Su helada sonrisa despertó un escalofrío de auténtico miedo y, al verlo, Pedro se relajó un poco. Se había preguntado muchas veces por qué se molestaba en hacer ese viaje, pero ahora lo sabía. Sí, había tenido que verla cara a cara para exorcizar parte de la furia que sentía contra ella por haberle mentido, contra él mismo por haber caído en su trampa. Y también sentía el deseo de cerrar aquel capítulo de su vida porque lo que había habido entre ellos estaba sin cerrar.


Durante las dos semanas que habían pasado en Barbados había perdido el control por completo. Había sido como un buen estudiante que, de repente, hubiera decidido hacer novillos. Naturalmente, entonces no se daba cuenta.


Pedro no sabía cómo lo había conseguido Paula, pero así era y cuando volvieron a Italia no estaba preparado para decirle adiós.


Sin embargo, verla de nuevo estaba teniendo el efecto negativo de recordarle por qué seguía excitándolo. Había esperado no sentir nada más que desprecio y sí, era una mentirosa, pero saberlo no evitaba que esa extraña atracción siguiera ahí.
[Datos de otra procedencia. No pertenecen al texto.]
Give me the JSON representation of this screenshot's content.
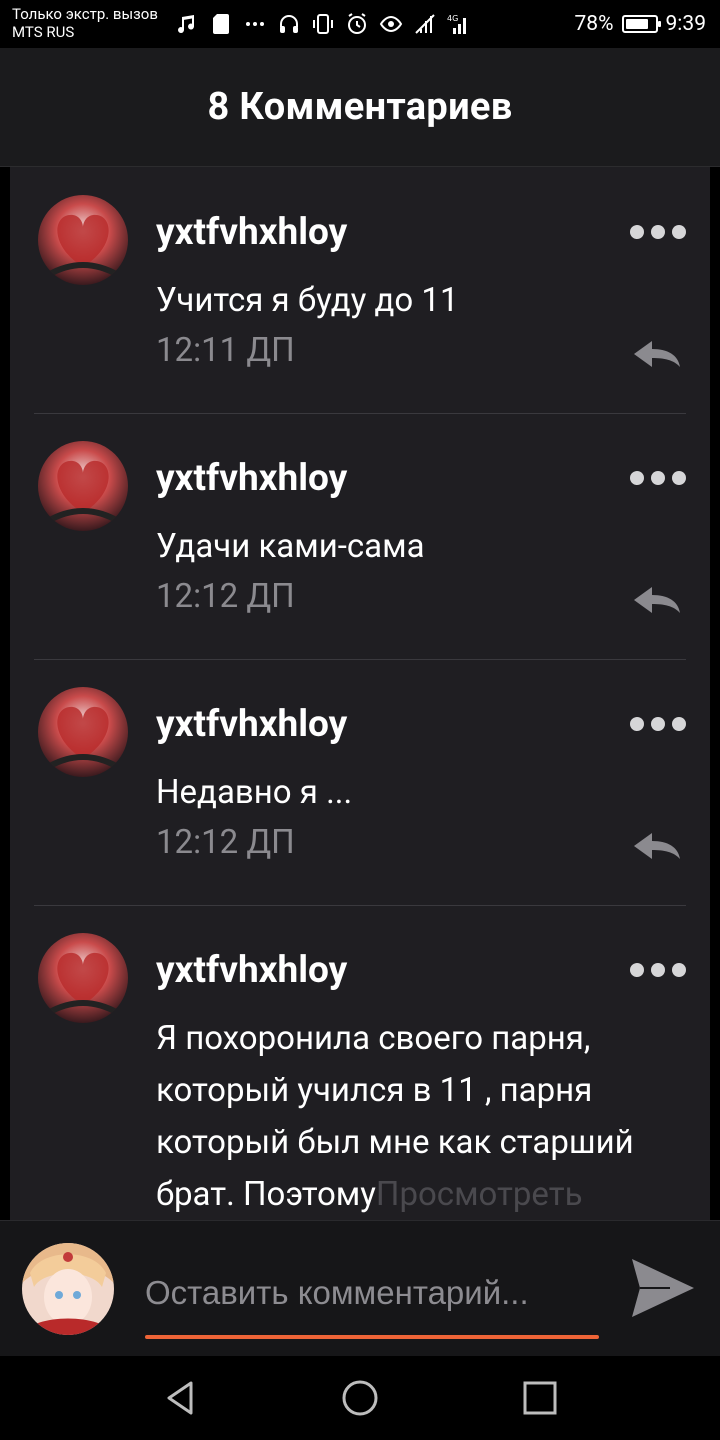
{
  "status_bar": {
    "carrier_line1": "Только экстр. вызов",
    "carrier_line2": "MTS RUS",
    "battery_pct": "78%",
    "battery_level": 0.78,
    "time": "9:39",
    "icons": [
      "music-icon",
      "sd-card-icon",
      "more-notifications-icon",
      "headset-icon",
      "vibrate-icon",
      "alarm-icon",
      "eye-comfort-icon",
      "no-signal-icon",
      "signal-4g-icon"
    ]
  },
  "header": {
    "title": "8 Комментариев"
  },
  "comments": [
    {
      "username": "yxtfvhxhloy",
      "text": "Учится я буду до 11",
      "time": "12:11 ДП"
    },
    {
      "username": "yxtfvhxhloy",
      "text": "Удачи ками-сама",
      "time": "12:12 ДП"
    },
    {
      "username": "yxtfvhxhloy",
      "text": "Недавно я ...",
      "time": "12:12 ДП"
    },
    {
      "username": "yxtfvhxhloy",
      "text": "Я похоронила своего парня, который учился в 11 , парня который был мне как старший брат. Поэтому",
      "more_link": "Просмотреть",
      "time": ""
    }
  ],
  "composer": {
    "placeholder": "Оставить комментарий...",
    "value": ""
  },
  "colors": {
    "accent": "#ee6437",
    "panel": "#1f1e22",
    "header": "#1b1b1d"
  }
}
Incluso mirándola ahora, sentada en el sofá como una niña, las largas mangas del jersey ocultando sus manos, le parecía excitante y exasperante a la vez.
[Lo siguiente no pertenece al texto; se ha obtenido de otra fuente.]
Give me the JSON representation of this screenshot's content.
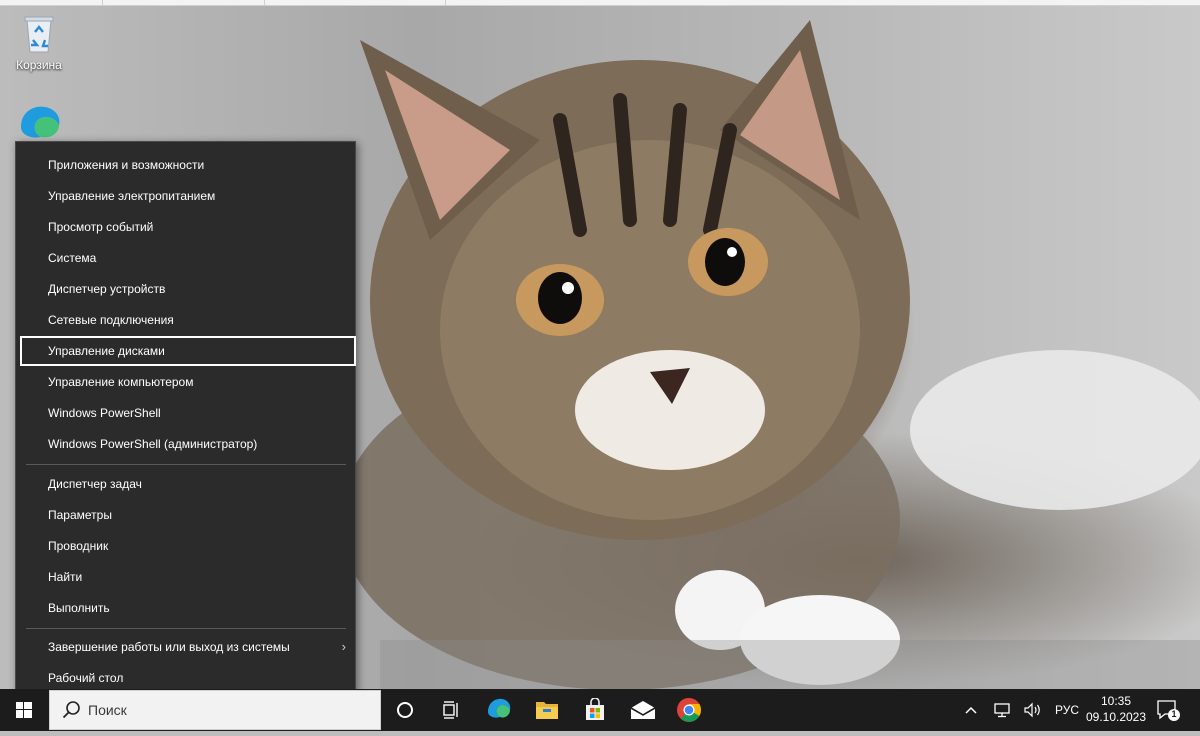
{
  "desktop": {
    "icons": [
      {
        "label": "Корзина",
        "icon": "recycle-bin-icon"
      },
      {
        "label": "",
        "icon": "edge-icon"
      }
    ]
  },
  "context_menu": {
    "group1": [
      "Приложения и возможности",
      "Управление электропитанием",
      "Просмотр событий",
      "Система",
      "Диспетчер устройств",
      "Сетевые подключения",
      "Управление дисками",
      "Управление компьютером",
      "Windows PowerShell",
      "Windows PowerShell (администратор)"
    ],
    "group2": [
      "Диспетчер задач",
      "Параметры",
      "Проводник",
      "Найти",
      "Выполнить"
    ],
    "group3": [
      "Завершение работы или выход из системы",
      "Рабочий стол"
    ],
    "selected": "Управление дисками",
    "submenu_arrow": "›"
  },
  "taskbar": {
    "search_placeholder": "Поиск",
    "pinned": [
      "cortana-icon",
      "task-view-icon",
      "edge-icon",
      "file-explorer-icon",
      "store-icon",
      "mail-icon",
      "chrome-icon"
    ],
    "tray": {
      "language": "РУС",
      "time": "10:35",
      "date": "09.10.2023",
      "notifications_count": "1"
    }
  },
  "colors": {
    "menu_bg": "#2b2b2b",
    "taskbar_bg": "#1c1c1c",
    "selection_outline": "#ffffff"
  }
}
Como un matemático concentrado en resolver un complicado problema, Pedro intentó usar su frío y lógico cerebro para entender aquella ilógica situación. ¿Qué mejor manera de terminar con su rabia y su frustración que tomando lo que ella le había negado?
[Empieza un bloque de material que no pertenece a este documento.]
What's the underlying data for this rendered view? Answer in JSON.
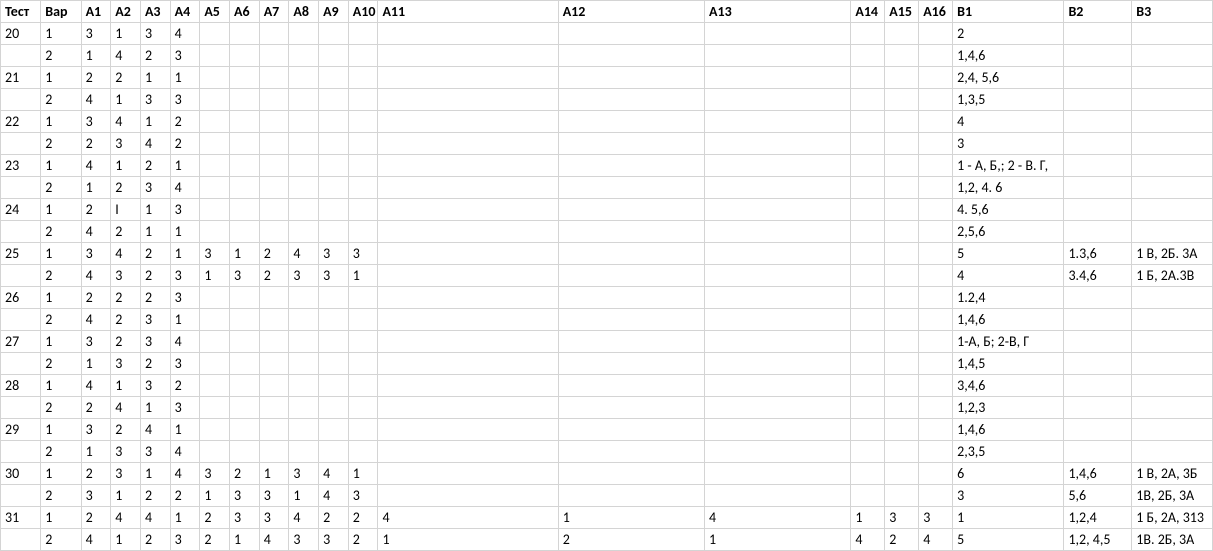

¿Podría fingir haber olvidado sus mentiras hasta que la llevase a la cama y se saciara de ella? Porque el ansia seguía corriendo por sus venas, saboteando todos sus esfuerzos por volver a la normalidad.


Tendría que pensarlo, pero se relajó por primera vez desde que puso los pies en la casa. Tener una solución a mano, aunque decidiera no usarla, lo ayudaba a mantener el control.


No había sido capaz de olvidar su cara o el recuerdo de sus gemidos en la cama debajo de él, encima de él, en la bañera de su casa en Barbados, en la piscina, en varias habitaciones de la casa. Y muchas veces en su playa privada donde sólo la luna y las estrellas eran testigo de su inagotable pasión. Sería una dulce venganza, aunque no quería pensar en ello como algo tan primitivo, tomarla de nuevo y luego dejarla plantada. Paula carraspeó entonces, interrumpiendo tan agradables pensamientos.



—¿Me has oído?


—No, repítelo. Estaba pensando en otra cosa.